In a 2005 interview on “This American Life,” a public-radio program of which Sarah Koenig is a producer, it was noted Mr. Koenig had been name-checked in an episode of the cable television show Mad Men. Also on “This American Life,” Mr. Koenig cited campaigns that he claimed his former partner George Lois had “burgled.” (He mentioned commercials for Xerox that featured a chimpanzee operating a copy machine, and for Dutch Masters cigars starring Ernie Kovacs.) He didn’t think, he said, that “anybody can go proudly into the next world” based on a career of puffery and deception. However, his death has drawn an unusual number of admiring remembrances, nationwide, for a person whose lifelong career was in a field that is, usually, strictly behind the scenes.

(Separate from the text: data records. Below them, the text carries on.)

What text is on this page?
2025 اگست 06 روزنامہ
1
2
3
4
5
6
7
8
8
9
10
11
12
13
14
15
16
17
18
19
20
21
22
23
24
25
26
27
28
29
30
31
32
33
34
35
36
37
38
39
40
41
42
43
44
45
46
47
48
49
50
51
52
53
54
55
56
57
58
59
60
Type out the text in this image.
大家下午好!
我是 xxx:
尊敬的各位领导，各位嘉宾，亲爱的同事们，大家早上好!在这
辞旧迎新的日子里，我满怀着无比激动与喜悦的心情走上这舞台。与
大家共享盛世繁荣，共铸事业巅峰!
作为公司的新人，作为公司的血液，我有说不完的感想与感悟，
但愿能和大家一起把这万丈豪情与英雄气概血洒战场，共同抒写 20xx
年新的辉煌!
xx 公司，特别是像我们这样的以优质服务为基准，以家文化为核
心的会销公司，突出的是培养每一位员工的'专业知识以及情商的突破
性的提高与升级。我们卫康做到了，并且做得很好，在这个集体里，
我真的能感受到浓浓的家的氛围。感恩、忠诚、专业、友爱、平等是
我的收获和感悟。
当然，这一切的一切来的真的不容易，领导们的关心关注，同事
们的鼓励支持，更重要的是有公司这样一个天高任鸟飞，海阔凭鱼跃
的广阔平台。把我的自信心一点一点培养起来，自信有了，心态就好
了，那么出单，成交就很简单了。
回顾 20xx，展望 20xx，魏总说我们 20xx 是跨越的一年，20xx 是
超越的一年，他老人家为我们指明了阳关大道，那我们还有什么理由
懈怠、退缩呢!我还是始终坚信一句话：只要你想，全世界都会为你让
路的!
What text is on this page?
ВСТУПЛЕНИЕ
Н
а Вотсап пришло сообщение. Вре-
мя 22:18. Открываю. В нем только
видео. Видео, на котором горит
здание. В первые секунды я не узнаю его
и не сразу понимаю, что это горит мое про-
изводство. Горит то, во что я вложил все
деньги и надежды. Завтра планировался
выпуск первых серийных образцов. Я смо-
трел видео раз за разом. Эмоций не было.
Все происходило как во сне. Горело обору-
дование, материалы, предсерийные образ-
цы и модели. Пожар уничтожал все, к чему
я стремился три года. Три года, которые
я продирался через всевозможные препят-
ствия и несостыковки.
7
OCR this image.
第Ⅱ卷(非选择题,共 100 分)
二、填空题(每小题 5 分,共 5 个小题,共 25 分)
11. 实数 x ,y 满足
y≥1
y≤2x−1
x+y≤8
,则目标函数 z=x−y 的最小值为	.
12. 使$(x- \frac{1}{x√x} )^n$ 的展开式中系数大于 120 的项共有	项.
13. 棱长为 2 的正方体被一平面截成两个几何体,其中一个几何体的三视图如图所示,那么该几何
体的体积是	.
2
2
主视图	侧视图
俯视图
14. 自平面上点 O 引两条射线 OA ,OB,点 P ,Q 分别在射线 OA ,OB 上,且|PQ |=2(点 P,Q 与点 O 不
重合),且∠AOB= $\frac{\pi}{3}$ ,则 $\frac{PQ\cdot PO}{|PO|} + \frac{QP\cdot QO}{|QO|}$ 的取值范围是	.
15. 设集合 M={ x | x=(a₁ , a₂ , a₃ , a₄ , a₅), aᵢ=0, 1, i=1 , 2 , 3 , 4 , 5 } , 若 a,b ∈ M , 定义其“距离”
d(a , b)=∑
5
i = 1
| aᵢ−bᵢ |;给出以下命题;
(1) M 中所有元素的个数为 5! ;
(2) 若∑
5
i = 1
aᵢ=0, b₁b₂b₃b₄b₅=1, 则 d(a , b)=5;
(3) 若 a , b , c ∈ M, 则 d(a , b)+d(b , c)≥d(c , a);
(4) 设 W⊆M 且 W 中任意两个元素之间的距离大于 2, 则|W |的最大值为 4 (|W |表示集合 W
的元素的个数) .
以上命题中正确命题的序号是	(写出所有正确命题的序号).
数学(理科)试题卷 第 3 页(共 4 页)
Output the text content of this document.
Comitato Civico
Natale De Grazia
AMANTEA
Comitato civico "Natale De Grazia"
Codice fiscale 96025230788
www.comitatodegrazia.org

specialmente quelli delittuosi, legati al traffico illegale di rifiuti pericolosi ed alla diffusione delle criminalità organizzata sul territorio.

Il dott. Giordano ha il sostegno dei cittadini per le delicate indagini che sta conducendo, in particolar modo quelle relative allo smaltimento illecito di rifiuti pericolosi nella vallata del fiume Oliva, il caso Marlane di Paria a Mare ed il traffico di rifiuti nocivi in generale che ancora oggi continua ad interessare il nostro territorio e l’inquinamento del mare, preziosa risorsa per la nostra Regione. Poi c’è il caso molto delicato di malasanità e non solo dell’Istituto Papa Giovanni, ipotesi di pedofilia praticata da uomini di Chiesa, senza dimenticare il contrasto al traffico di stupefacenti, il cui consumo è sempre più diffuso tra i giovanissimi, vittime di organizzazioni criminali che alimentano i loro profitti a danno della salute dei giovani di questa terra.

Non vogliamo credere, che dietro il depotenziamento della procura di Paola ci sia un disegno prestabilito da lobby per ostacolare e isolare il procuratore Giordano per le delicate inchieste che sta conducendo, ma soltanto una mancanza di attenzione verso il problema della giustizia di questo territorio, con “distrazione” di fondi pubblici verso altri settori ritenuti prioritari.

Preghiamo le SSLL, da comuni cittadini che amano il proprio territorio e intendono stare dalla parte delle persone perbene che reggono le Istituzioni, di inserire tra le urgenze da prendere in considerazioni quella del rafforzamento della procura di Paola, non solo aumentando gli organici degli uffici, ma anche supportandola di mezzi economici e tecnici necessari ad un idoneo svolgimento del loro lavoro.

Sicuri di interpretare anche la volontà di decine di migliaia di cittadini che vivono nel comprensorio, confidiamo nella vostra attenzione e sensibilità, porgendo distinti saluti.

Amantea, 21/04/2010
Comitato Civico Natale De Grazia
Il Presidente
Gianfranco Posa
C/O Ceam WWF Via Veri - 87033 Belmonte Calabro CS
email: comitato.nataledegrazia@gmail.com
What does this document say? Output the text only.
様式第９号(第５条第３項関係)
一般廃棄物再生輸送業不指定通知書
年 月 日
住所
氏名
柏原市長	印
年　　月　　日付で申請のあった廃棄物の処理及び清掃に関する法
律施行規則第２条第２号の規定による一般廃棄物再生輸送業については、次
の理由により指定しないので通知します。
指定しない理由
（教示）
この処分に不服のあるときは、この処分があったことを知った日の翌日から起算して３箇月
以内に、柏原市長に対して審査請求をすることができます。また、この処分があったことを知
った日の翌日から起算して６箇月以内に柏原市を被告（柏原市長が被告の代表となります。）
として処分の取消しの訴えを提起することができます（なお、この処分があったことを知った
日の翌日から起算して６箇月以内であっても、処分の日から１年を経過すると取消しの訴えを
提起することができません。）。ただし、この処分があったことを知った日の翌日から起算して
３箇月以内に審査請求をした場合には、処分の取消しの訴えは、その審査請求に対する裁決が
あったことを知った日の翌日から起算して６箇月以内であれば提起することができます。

In addition to Sarah Koenig, a former East Hampton Star reporter who lives in State College, Pa., and Antonia Koenig, a recent law school graduate who lives in Seattle, Wash., Mr. Koenig is survived by two children from his first marriage, John Koenig of Millstone, N.J., and Pim Koenig of Corrales, N.M. He also is survived by his second wife, Maria Matthiessen of Sagaponack, who remained a close friend although they had divorced.